Gli occupati al Sud tornano sotto la soglia dei 6 milioni e più di un giovane meridionale su due non lavora. Il lavoro rimane l’emergenza per il Mezzogiorno, che non accenna a ridursi. Ma questo non è l’unico dato allarmante emerso nel consueto check up di mezza estate realizzato da Confindustria e SRM. Se il 2018 ha chiuso con dati positivi, seppure deboli, per l’inizio del 2019 si parla di vero e proprio arretramento e di segnali di frenata.
All’inizio del 2019 infatti ha smesso di crescere il numero delle imprese: le imprese attive sono meno di 1milione settecentomila al cui interno crescono quelle di capitali, gran parte con meno di 9 dipendenti, quindi microimprese. Anche l’export, che negli anni è stata la spinta maggiore per la tenuta del Meridione, mostra a inizio 2019 segnali di frenata, penalizzato soprattutto dalla flessione dell’export di prodotti petroliferi. Il 2018, invece, ha chiuso con un valore positivo delle esportazioni (+5,5%), per un valore complessivo delle merci esportate di circa 50 miliardi di euro. Cresciuto anche l’export turistico, ovvero gli arrivi e la spesa dei turisti stranieri pari a quasi mezzo miliardo.
In conseguenza di questo andamento lento, frena anche il Pil, che nel 2018 fa registrare al Sud una crescita dello 0,4%, meno della metà del +0,9% della media nazionale. Ristagnano anche gli investimenti, con una piccola eccezione delle costruzioni, che restano comunque lontanissimi dai valori pre-crisi del 36%. Accanto a quelli privati, a pesare è anche il contributo limitato degli investimenti pubblici, che accentuano il proprio calo soprattutto nelle regioni meridionali. Infatti, la spesa pubblica pro capite del Centro Nord si mantiene più elevata di quasi 500 euro rispetto a quella del Mezzogiorno. Ad eccezione del credito d’imposta per gli investimenti, è in forte calo anche la spesa pubblica per incentivi alle imprese.
Il passo dell’economia meridionale si fa dunque più lento, i motori dell’economia faticano a riaccendersi, i segnali più recenti indicano che gli elementi di preoccupazione sono più frequenti e più intensi. Invece passa proprio dal rafforzamento di questi segnali la strada per rimettere il Mezzogiorno sul sentiero di crescita stabile di cui ha estremo bisogno.
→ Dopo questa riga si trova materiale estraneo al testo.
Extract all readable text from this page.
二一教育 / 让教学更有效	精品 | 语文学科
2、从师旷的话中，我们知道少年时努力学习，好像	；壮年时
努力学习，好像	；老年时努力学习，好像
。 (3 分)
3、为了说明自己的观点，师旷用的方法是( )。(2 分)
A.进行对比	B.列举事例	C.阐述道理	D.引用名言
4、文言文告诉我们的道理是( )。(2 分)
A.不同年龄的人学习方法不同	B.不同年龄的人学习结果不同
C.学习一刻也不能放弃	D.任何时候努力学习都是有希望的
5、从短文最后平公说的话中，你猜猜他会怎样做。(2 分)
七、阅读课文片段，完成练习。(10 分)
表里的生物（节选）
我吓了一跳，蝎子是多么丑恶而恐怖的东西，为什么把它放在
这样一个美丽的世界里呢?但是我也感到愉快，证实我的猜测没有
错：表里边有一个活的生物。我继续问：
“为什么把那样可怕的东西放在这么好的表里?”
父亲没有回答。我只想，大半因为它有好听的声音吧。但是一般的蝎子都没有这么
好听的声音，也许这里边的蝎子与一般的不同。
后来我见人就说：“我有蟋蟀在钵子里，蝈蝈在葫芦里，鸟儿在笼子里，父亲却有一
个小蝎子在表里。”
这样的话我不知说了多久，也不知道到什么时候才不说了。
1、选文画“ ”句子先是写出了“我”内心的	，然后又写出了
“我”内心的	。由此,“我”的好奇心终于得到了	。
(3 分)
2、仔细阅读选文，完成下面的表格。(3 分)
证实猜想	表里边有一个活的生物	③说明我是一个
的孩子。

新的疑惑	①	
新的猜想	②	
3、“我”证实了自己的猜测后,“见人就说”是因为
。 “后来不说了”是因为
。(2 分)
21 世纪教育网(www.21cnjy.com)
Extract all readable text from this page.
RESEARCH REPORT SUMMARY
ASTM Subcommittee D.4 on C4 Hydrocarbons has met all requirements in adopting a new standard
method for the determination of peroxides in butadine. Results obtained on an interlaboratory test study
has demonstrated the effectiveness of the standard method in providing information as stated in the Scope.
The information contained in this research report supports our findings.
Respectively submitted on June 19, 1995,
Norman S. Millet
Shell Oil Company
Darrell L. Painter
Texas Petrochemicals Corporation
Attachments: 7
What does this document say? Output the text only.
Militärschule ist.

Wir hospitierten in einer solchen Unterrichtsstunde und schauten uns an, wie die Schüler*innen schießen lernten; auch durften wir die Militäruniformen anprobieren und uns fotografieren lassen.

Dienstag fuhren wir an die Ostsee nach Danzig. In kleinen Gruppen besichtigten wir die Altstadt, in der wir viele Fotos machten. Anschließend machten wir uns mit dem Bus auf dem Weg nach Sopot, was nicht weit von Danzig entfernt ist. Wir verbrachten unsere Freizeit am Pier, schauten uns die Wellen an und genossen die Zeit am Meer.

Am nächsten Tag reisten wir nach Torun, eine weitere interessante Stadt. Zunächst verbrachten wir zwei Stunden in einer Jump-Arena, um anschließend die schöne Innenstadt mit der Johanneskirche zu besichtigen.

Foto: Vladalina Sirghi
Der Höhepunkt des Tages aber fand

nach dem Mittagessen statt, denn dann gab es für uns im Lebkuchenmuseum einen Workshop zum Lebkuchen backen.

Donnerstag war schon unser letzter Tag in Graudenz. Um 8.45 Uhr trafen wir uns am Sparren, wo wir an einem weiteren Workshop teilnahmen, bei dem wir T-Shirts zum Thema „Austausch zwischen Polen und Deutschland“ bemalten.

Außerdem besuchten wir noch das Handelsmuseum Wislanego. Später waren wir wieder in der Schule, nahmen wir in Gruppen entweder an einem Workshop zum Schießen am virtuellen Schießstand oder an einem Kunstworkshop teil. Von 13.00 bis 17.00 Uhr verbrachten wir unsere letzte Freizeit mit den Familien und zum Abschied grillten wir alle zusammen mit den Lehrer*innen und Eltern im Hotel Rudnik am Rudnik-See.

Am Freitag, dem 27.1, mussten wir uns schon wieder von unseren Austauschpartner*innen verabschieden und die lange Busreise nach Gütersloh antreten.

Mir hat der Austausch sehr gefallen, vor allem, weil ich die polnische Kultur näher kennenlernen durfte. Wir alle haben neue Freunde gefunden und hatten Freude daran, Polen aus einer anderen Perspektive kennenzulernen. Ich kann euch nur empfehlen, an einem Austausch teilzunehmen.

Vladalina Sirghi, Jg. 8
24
Una strada che passa da un cambiamento di prospettiva dell’azione pubblica, “che deve fare proprio il punto di vista delle imprese nel disegno delle politiche di sviluppo e degli strumenti, nella scelta dei progetti e nella identificazione dei fabbisogni dei territori, a partire da quelli infrastrutturali, in cui i divari restano rilevanti”. Anche la programmazione della nuova politica di coesione 2021-27 potrà avere un ruolo decisivo. Quali azioni sono necessarie? L’analisi ne individua almeno due: rapido avvio delle Zone Economiche Speciali e rilancio del credito d’imposta per gli investimenti dedicati al Sud.